RENJANA 45

76 4 3
                                    

Ada 5 panggilan tak terjawab di ponselnya dari nomor yang tak ia kenal. Karena sepertinya penting, ia menelepon kembali nomor itu. Teleponnya dijawab bahkan sebelum nada sambung kedua terdengar, menandakan orang itu benar-benar sedang menunggu telepon darinya. Bella mengerut ketika mendengar suara laki-laki yang tak terlalu asing untuknya—meski ia tak bisa menebak siapa ini.

“Lo nggak apa-apa?” pertanyaan langsung terlontar begitu saja tanpa sapaan.

“Siapa lo?” tanya Bella sedikit kesal, siapa juga orang sok kenal yang mengkhawatirkannya ini?

Ren. Gue liat berita.”

Seketika Bella tertegun, ia menutup matanya, menghentikan langkahnya memasuki rumah. Ia menjauhkan ponselnya sebentar untuk menghirup nafas dan berdeham.

“Berita apa?”

Agung Baskara. Lo nggak apa-apa?”

Bella mengerutkan dahi, mereka tak punya hubungan yang bisa membuat mereka saling mengkhawatirkan satu sama lain. Setelah pemberitaan soal hubungan mereka mereda, Ren dan dirinya jarang bertemu kalau bukan untuk kunjungan ke rumah kakek atau salah satu tantenya—katanya sudah kepalang tanggung mereka kenal dengannya.

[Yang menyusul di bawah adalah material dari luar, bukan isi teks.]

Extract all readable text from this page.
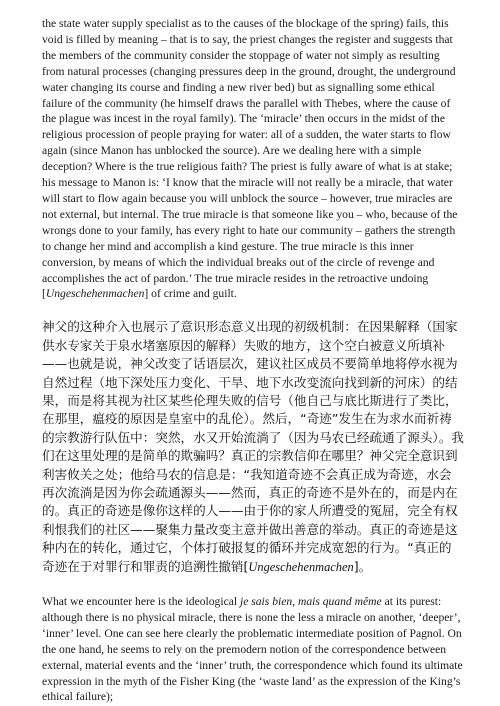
the state water supply specialist as to the causes of the blockage of the spring) fails, this void is filled by meaning – that is to say, the priest changes the register and suggests that the members of the community consider the stoppage of water not simply as resulting from natural processes (changing pressures deep in the ground, drought, the underground water changing its course and finding a new river bed) but as signalling some ethical failure of the community (he himself draws the parallel with Thebes, where the cause of the plague was incest in the royal family). The ‘miracle’ then occurs in the midst of the religious procession of people praying for water: all of a sudden, the water starts to flow again (since Manon has unblocked the source). Are we dealing here with a simple deception? Where is the true religious faith? The priest is fully aware of what is at stake; his message to Manon is: ‘I know that the miracle will not really be a miracle, that water will start to flow again because you will unblock the source – however, true miracles are not external, but internal. The true miracle is that someone like you – who, because of the wrongs done to your family, has every right to hate our community – gathers the strength to change her mind and accomplish a kind gesture. The true miracle is this inner conversion, by means of which the individual breaks out of the circle of revenge and accomplishes the act of pardon.’ The true miracle resides in the retroactive undoing [Ungeschehenmachen] of crime and guilt.

神父的这种介入也展示了意识形态意义出现的初级机制：在因果解释（国家供水专家关于泉水堵塞原因的解释）失败的地方，这个空白被意义所填补——也就是说，神父改变了话语层次，建议社区成员不要简单地将停水视为自然过程（地下深处压力变化、干旱、地下水改变流向找到新的河床）的结果，而是将其视为社区某些伦理失败的信号（他自己与底比斯进行了类比，在那里，瘟疫的原因是皇室中的乱伦）。然后，“奇迹”发生在为求水而祈祷的宗教游行队伍中：突然，水又开始流淌了（因为马农已经疏通了源头）。我们在这里处理的是简单的欺骗吗？真正的宗教信仰在哪里？神父完全意识到利害攸关之处；他给马农的信息是：“我知道奇迹不会真正成为奇迹，水会再次流淌是因为你会疏通源头——然而，真正的奇迹不是外在的，而是内在的。真正的奇迹是像你这样的人——由于你的家人所遭受的冤屈，完全有权利恨我们的社区——聚集力量改变主意并做出善意的举动。真正的奇迹是这种内在的转化，通过它，个体打破报复的循环并完成宽恕的行为。“真正的奇迹在于对罪行和罪责的追溯性撤销[Ungeschehenmachen]。

What we encounter here is the ideological je sais bien, mais quand même at its purest: although there is no physical miracle, there is none the less a miracle on another, ‘deeper’, ‘inner’ level. One can see here clearly the problematic intermediate position of Pagnol. On the one hand, he seems to rely on the premodern notion of the correspondence between external, material events and the ‘inner’ truth, the correspondence which found its ultimate expression in the myth of the Fisher King (the ‘waste land’ as the expression of the King’s ethical failure);
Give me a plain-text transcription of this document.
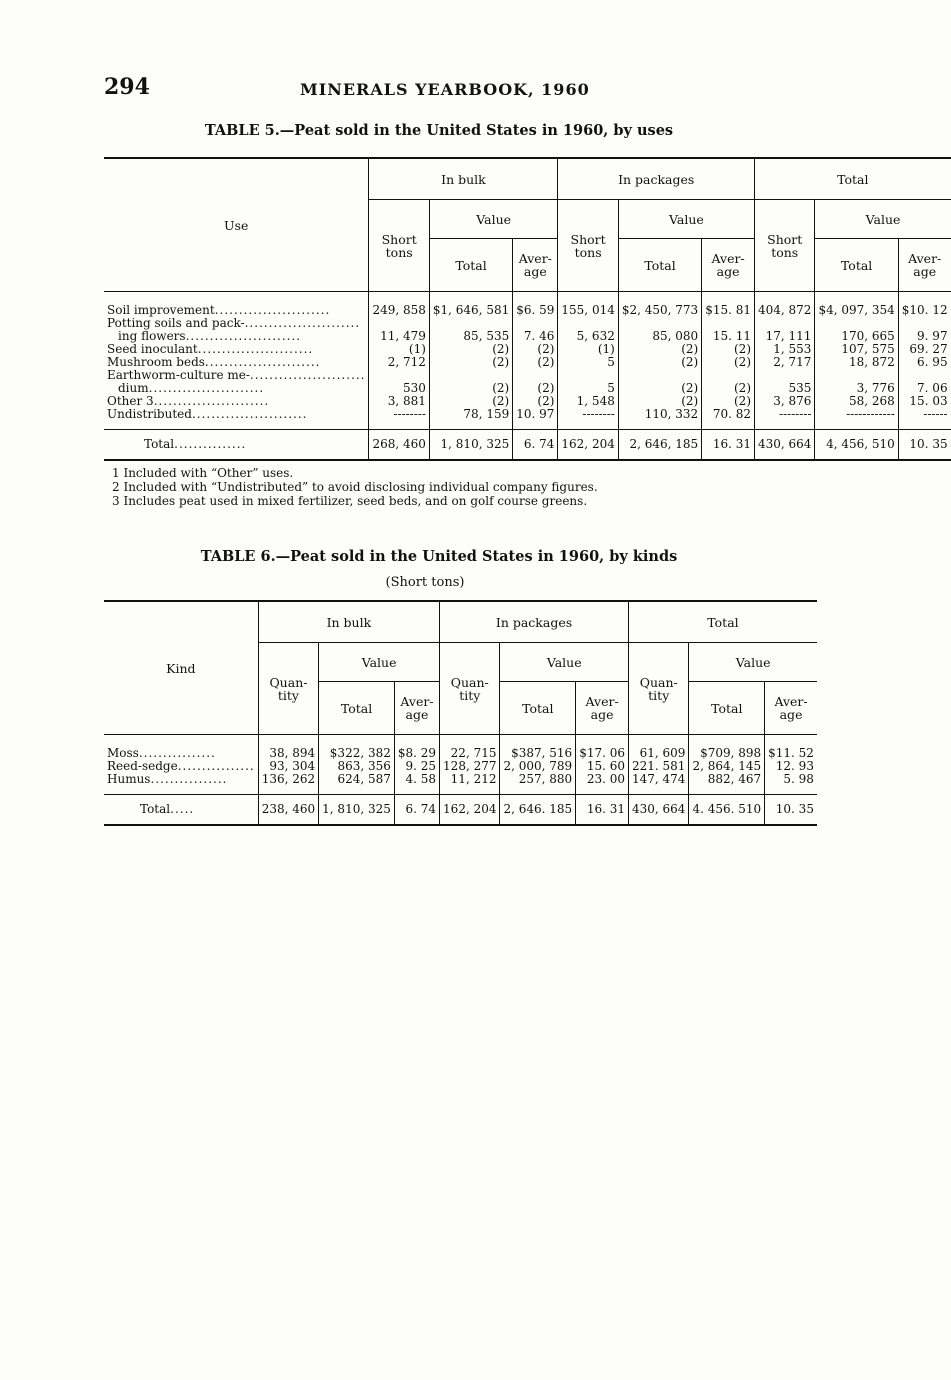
294	MINERALS YEARBOOK, 1960
TABLE 5.—Peat sold in the United States in 1960, by uses
Use	In bulk			In packages			Total		
	Short tons	Value		Short tons	Value		Short tons	Value	
		Total	Aver-age		Total	Aver-age		Total	Aver-age
Soil improvement........................	249, 858	$1, 646, 581	$6. 59	155, 014	$2, 450, 773	$15. 81	404, 872	$4, 097, 354	$10. 12
Potting soils and pack-........................									
ing flowers........................	11, 479	85, 535	7. 46	5, 632	85, 080	15. 11	17, 111	170, 665	9. 97
Seed inoculant........................	(1)	(2)	(2)	(1)	(2)	(2)	1, 553	107, 575	69. 27
Mushroom beds........................	2, 712	(2)	(2)	5	(2)	(2)	2, 717	18, 872	6. 95
Earthworm-culture me-........................									
dium........................	530	(2)	(2)	5	(2)	(2)	535	3, 776	7. 06
Other 3........................	3, 881	(2)	(2)	1, 548	(2)	(2)	3, 876	58, 268	15. 03
Undistributed........................	--------	78, 159	10. 97	--------	110, 332	70. 82	--------	------------	------
Total...............	268, 460	1, 810, 325	6. 74	162, 204	2, 646, 185	16. 31	430, 664	4, 456, 510	10. 35
1 Included with “Other” uses.
2 Included with “Undistributed” to avoid disclosing individual company figures.
3 Includes peat used in mixed fertilizer, seed beds, and on golf course greens.
TABLE 6.—Peat sold in the United States in 1960, by kinds
(Short tons)
Kind	In bulk			In packages			Total		
	Quan-tity	Value		Quan-tity	Value		Quan-tity	Value	
		Total	Aver-age		Total	Aver-age		Total	Aver-age
Moss................	38, 894	$322, 382	$8. 29	22, 715	$387, 516	$17. 06	61, 609	$709, 898	$11. 52
Reed-sedge................	93, 304	863, 356	9. 25	128, 277	2, 000, 789	15. 60	221. 581	2, 864, 145	12. 93
Humus................	136, 262	624, 587	4. 58	11, 212	257, 880	23. 00	147, 474	882, 467	5. 98
Total.....	238, 460	1, 810, 325	6. 74	162, 204	2, 646. 185	16. 31	430, 664	4. 456. 510	10. 35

“Kok lo tau cewek simpenannya itu nyokap gue?” tanya Bella penuh sarkasme, sengaja ia menyebutkan seperti itu untuk menegaskan ketidaksuakaannya pada Ren yang sok peduli padanya.

Gue bisa bantu ngapus semua pemberitaan itu kalo lo mau.” Ren menolak menjawab pertanyaan Bella.

Bella mendengus, “Maksudnya lo takut ikut kena kotoran kalo media tau ternyata gue anak dari cewek simpenannya Agung Baskara? Takut kalo media bakal bikin berita aneh-aneh karena selama ini publik tau kita ini tunangan?!”

Ren mendesis di ujung telepon, “Lo di mana? Gue ke sana.”

“Mau ngapain?”

Biar lo tau kalo gue nggak kayak yang lo pikirin. Di mana?”

“Gue nggak butuh bantuan lo.” suaranya bergetar ketika mengatakan ini. Seluruh emosi yang sejak tadi ia tahan perlahan berontak, meminta pembebasan. Bella menggigit bibirnya, menahan isakan yang berusaha meloloskan diri. Di depan rumahnya, ia menendang lantai semen garasinya, mendongak menahan air mata yang ingin jatuh.

Bell, gue cuma mau bantu.”

Bella menarik nafas dalam, susah payah menahan tangisnya dan berkata, “Di rumah.”

Ia mematikan teleponnya. Ia tak berharap apa pun. Ia tahu Ren tidak serius dengan kata-katanya. Ia tahu Ren orang yang sangat sibuk. Atas keyakinan itulah ia memberitahu keberadaannya. Toh, Ren tidak akan benar-benar datang dan melihatnya dalam keadaan begini.

-

Ocha terperangah melihat rumah rehab dipenuhi reporter. Mereka sibuk merubung di lobi depan, membuat petugas penjaga dan suster kewalahan menghalau mereka. Kamera-kamera terangkat tinggi, beberapa flash membutakan mata, suara ribut reporter menanyakan keberadaan Intan sahut menyahut, ponsel-ponsel teracung ke depan mulut si suster, berusaha merekam kalau-kalau ia memberi informasi soal orang yang ingin mereka wawacarai.

Ocha berjalan mendekat, tak ada jalan lain untuk masuk ke dalam, jalan memutar sudah ditutup untuk menghalau para reporter, jadi ia membelah kerumunan dengan susah payah. Ia mendorong tubuh-tubuh yang berkerumun rapat hingga sampai di paling depan. Ia melambai pada suster yang sedang kebingungan, ketika mata mereka bertemu, si suster yang sudah mengenal Ocha langsung menarik tangannya dan mendorongnya ke balik tubuhnya.

Ocha menghela nafas, melihat kembali kerumunan itu sebelum melangkah masuk. Ia merapikan rambutnya yang kusut sepanjang lorong dan mengerut ketika melihat Raka sedang berdebat dengan seorang wanita entah siapa di depan pintu ruangan. Saat mendekat ia bisa mendengar suara wanita itu dan terdengar familiar di telinganya. Ketika wajahnya terlihat, baik ia atau wanita itu sama-sama terkejut ketika mereka bertemu pandang.